Jadwal saya buat anak-anak juga tidak terlalu ketat juga, tapi saya fokuskan pada tiga pelajaran. Matematika, Bahasa Inggris dan Bahasa Indonesia.

Teman saya pernah bertanya, kenapa Bahasa Indonesia? Bahasa Indonesia disini bukan pelajaran saklek ya, tentang tata bahasa atau apalah. Tapi lebih meminta kepada mereka menceritakan sesuatu, dimana dalam satu hari saya berikan satu tema. Saya merasa penting untuk mengajarkan ini pada anak-anak, agar mereka terbiasa menceritakan cerita mereka secara runut. 

Anak yang terbiasa diajak ngobrol dan menceritakan kesehariannya mungkin akan menjadi lebih mudah, tapi tetap saya ajarkan untuk membiasakan mereka bercerita secara runut. Baru kemudian saya mulai ajarkan tentang tata bahasa secara umumnya. Bercerita dengan lebih simple tapi ceritanya yang dimaksud bisa tersampaikan.

Hal seperti itu mungkin dirasa simple, namun jika tidak biasakan kadang jadi sesuatu yang sulit. Ini kadang saya sadari ketika berbicara dengan orang lain, dimana orang kadang menceritakan sesuatu tidak bisa runut apabila tidak dipancing dengan pertanyaan.

Kebiasaan-kebiasaan yang mungkin bagi orang lain kurang penting, namun buat saya salah satu bekal juga untuk masa depan anak-anak. Buat saya, ketika seseorang terbiasa bercerita, entah itu secara verbal atau tulisan, itu berpengaruh juga ketika ia bertutur kata dengan orang lain.

Kembali ke masa pandemi dan kebiasaan yang akhirnya dilakukan anak-anak. Buat saya akhirnya membantu saat ajaran baru di mulai kembali. Anak-anak tidak merasakan berat ketika akhirnya mulai jam 7 mereka harus sudah mandi dan siap di depan laptop.
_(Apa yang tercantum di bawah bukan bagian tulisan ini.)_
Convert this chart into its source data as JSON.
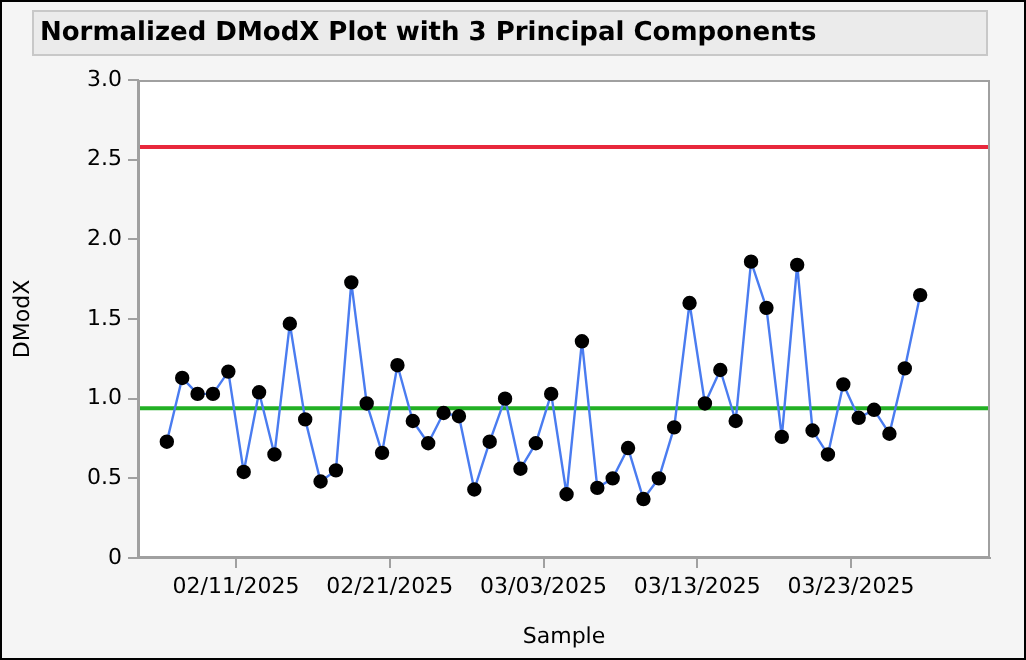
{
  "chart_data": {
    "type": "line",
    "title": "Normalized DModX Plot with 3 Principal Components",
    "xlabel": "Sample",
    "ylabel": "DModX",
    "x": [
      "2025-02-06T12:00",
      "2025-02-07T12:00",
      "2025-02-08T12:00",
      "2025-02-09T12:00",
      "2025-02-10T12:00",
      "2025-02-11T12:00",
      "2025-02-12T12:00",
      "2025-02-13T12:00",
      "2025-02-14T12:00",
      "2025-02-15T12:00",
      "2025-02-16T12:00",
      "2025-02-17T12:00",
      "2025-02-18T12:00",
      "2025-02-19T12:00",
      "2025-02-20T12:00",
      "2025-02-21T12:00",
      "2025-02-22T12:00",
      "2025-02-23T12:00",
      "2025-02-24T12:00",
      "2025-02-25T12:00",
      "2025-02-26T12:00",
      "2025-02-27T12:00",
      "2025-02-28T12:00",
      "2025-03-01T12:00",
      "2025-03-02T12:00",
      "2025-03-03T12:00",
      "2025-03-04T12:00",
      "2025-03-05T12:00",
      "2025-03-06T12:00",
      "2025-03-07T12:00",
      "2025-03-08T12:00",
      "2025-03-09T12:00",
      "2025-03-10T12:00",
      "2025-03-11T12:00",
      "2025-03-12T12:00",
      "2025-03-13T12:00",
      "2025-03-14T12:00",
      "2025-03-15T12:00",
      "2025-03-16T12:00",
      "2025-03-17T12:00",
      "2025-03-18T12:00",
      "2025-03-19T12:00",
      "2025-03-20T12:00",
      "2025-03-21T12:00",
      "2025-03-22T12:00",
      "2025-03-23T12:00",
      "2025-03-24T12:00",
      "2025-03-25T12:00",
      "2025-03-26T12:00",
      "2025-03-27T12:00"
    ],
    "series": [
      {
        "color": "#4a7cf0",
        "values": [
          0.73,
          1.13,
          1.03,
          1.03,
          1.17,
          0.54,
          1.04,
          0.65,
          1.47,
          0.87,
          0.48,
          0.55,
          1.73,
          0.97,
          0.66,
          1.21,
          0.86,
          0.72,
          0.91,
          0.89,
          0.43,
          0.73,
          1.0,
          0.56,
          0.72,
          1.03,
          0.4,
          1.36,
          0.44,
          0.5,
          0.69,
          0.37,
          0.5,
          0.82,
          1.6,
          0.97,
          1.18,
          0.86,
          1.86,
          1.57,
          0.76,
          1.84,
          0.8,
          0.65,
          1.09,
          0.88,
          0.93,
          0.78,
          1.19,
          1.65
        ]
      }
    ],
    "xlim": [
      "2025-02-04T15:00",
      "2025-04-01T01:00"
    ],
    "xticks": [
      {
        "value": "2025-02-11",
        "label": "02/11/2025"
      },
      {
        "value": "2025-02-21",
        "label": "02/21/2025"
      },
      {
        "value": "2025-03-03",
        "label": "03/03/2025"
      },
      {
        "value": "2025-03-13",
        "label": "03/13/2025"
      },
      {
        "value": "2025-03-23",
        "label": "03/23/2025"
      }
    ],
    "ylim": [
      0,
      3
    ],
    "yticks": [
      0,
      0.5,
      {
        "value": 1,
        "label": "1.0"
      },
      1.5,
      {
        "value": 2,
        "label": "2.0"
      },
      2.5,
      {
        "value": 3,
        "label": "3.0"
      }
    ],
    "ref_lines": [
      {
        "axis": "y",
        "value": 2.58,
        "color": "#e8283c"
      },
      {
        "axis": "y",
        "value": 0.94,
        "color": "#22b024"
      }
    ],
    "marker": "circle",
    "line_style": "solid",
    "legend": false
  }
}
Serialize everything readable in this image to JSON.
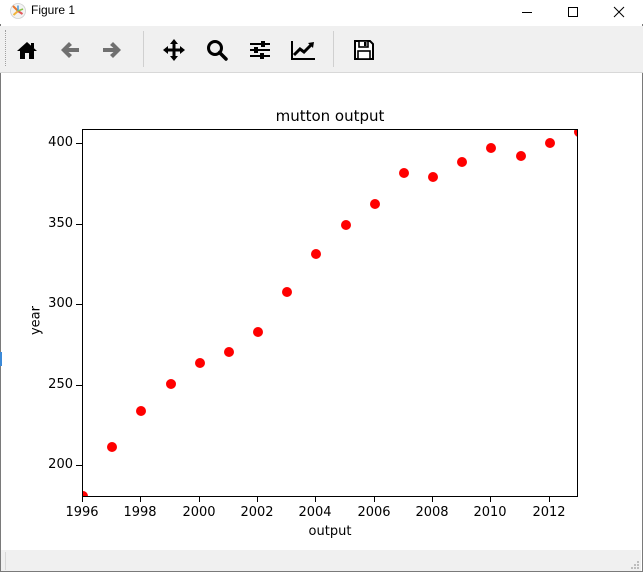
{
  "window": {
    "title": "Figure 1",
    "controls": {
      "minimize": "minimize",
      "maximize": "maximize",
      "close": "close"
    }
  },
  "toolbar": {
    "buttons": [
      {
        "name": "home",
        "icon": "home-icon",
        "tooltip": "Reset original view"
      },
      {
        "name": "back",
        "icon": "arrow-left-icon",
        "tooltip": "Back to previous view"
      },
      {
        "name": "forward",
        "icon": "arrow-right-icon",
        "tooltip": "Forward to next view"
      },
      {
        "name": "pan",
        "icon": "move-icon",
        "tooltip": "Pan axes"
      },
      {
        "name": "zoom",
        "icon": "magnifier-icon",
        "tooltip": "Zoom to rectangle"
      },
      {
        "name": "subplots",
        "icon": "sliders-icon",
        "tooltip": "Configure subplots"
      },
      {
        "name": "edit",
        "icon": "line-chart-icon",
        "tooltip": "Edit axis, curve and image parameters"
      },
      {
        "name": "save",
        "icon": "floppy-disk-icon",
        "tooltip": "Save the figure"
      }
    ]
  },
  "chart_data": {
    "type": "scatter",
    "title": "mutton output",
    "xlabel": "output",
    "ylabel": "year",
    "x": [
      1996,
      1997,
      1998,
      1999,
      2000,
      2001,
      2002,
      2003,
      2004,
      2005,
      2006,
      2007,
      2008,
      2009,
      2010,
      2011,
      2012,
      2013
    ],
    "values": [
      181,
      212,
      234,
      251,
      264,
      271,
      283,
      308,
      332,
      350,
      363,
      382,
      380,
      389,
      398,
      393,
      401,
      408
    ],
    "series": [
      {
        "name": "mutton output",
        "color": "#ff0000",
        "marker": "o",
        "x": [
          1996,
          1997,
          1998,
          1999,
          2000,
          2001,
          2002,
          2003,
          2004,
          2005,
          2006,
          2007,
          2008,
          2009,
          2010,
          2011,
          2012,
          2013
        ],
        "y": [
          181,
          212,
          234,
          251,
          264,
          271,
          283,
          308,
          332,
          350,
          363,
          382,
          380,
          389,
          398,
          393,
          401,
          408
        ]
      }
    ],
    "xlim": [
      1996,
      2013
    ],
    "ylim": [
      180,
      409
    ],
    "xticks": [
      "1996",
      "1998",
      "2000",
      "2002",
      "2004",
      "2006",
      "2008",
      "2010",
      "2012"
    ],
    "yticks": [
      "200",
      "250",
      "300",
      "350",
      "400"
    ],
    "grid": false,
    "legend": null
  }
}
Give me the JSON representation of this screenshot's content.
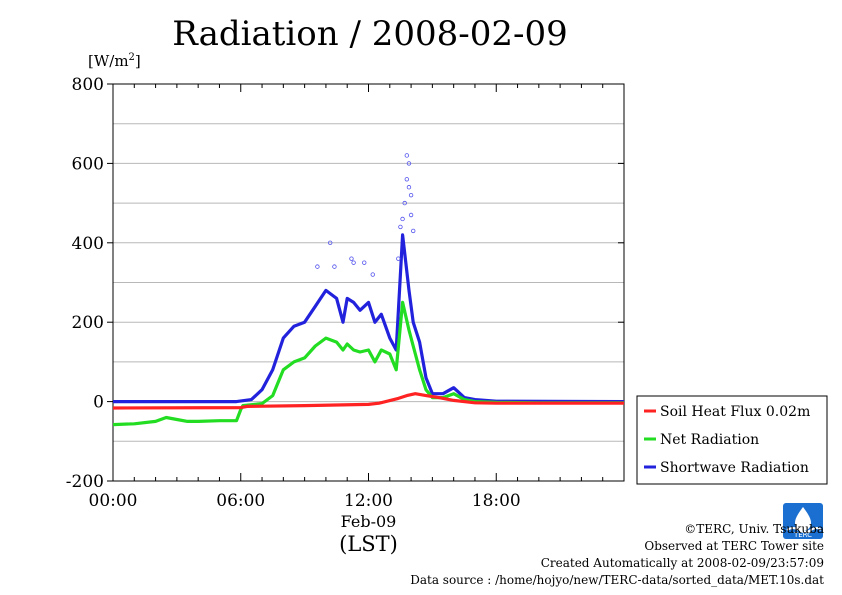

Ketika mereka akhirnya melakukan sholat dhuha, dan kemudian mereka siap melakukan tartil bersama ustadz sesuai kelas mereka masing-masing.

Tentu tidak mudah jika sebelumnya mereka dengan seenaknya bangun siang, kemudian tidak pernah belajar dan bermain terus. 

Apakah mereka mengeluh? Awal ketika saya mulai mengajak mereka belajar sesuai dengan jadwal yang saya buat memang tidak bisa fokus, dan sedikit sedikit mengeluh capek. Namun ketika tahun ajaran baru dimulai dan dari sekolah sudah ada jadwal belajar teratur, ya mereka bisa mengikuti dengan mudah. Dan sampai saat ini, walau mungkin dari sekolah ada kelonggaran mengumpulkan tugas sampai dengan jam 10 malam, tapi saya selalu menerapkan mereka belajar sesuai jadwal (walau kadang materi dan tugas masuk kadang terlambat, hehe).

Kebiasaan-kebiasaan ini buat saya penting, dan jika sudah berjalan walau awalnya tidak mudah pasti bisa kok. Dan buat saya ini dapat juga mengurangi tingkat stress pada emak loh, karena anak lebih kooperatif.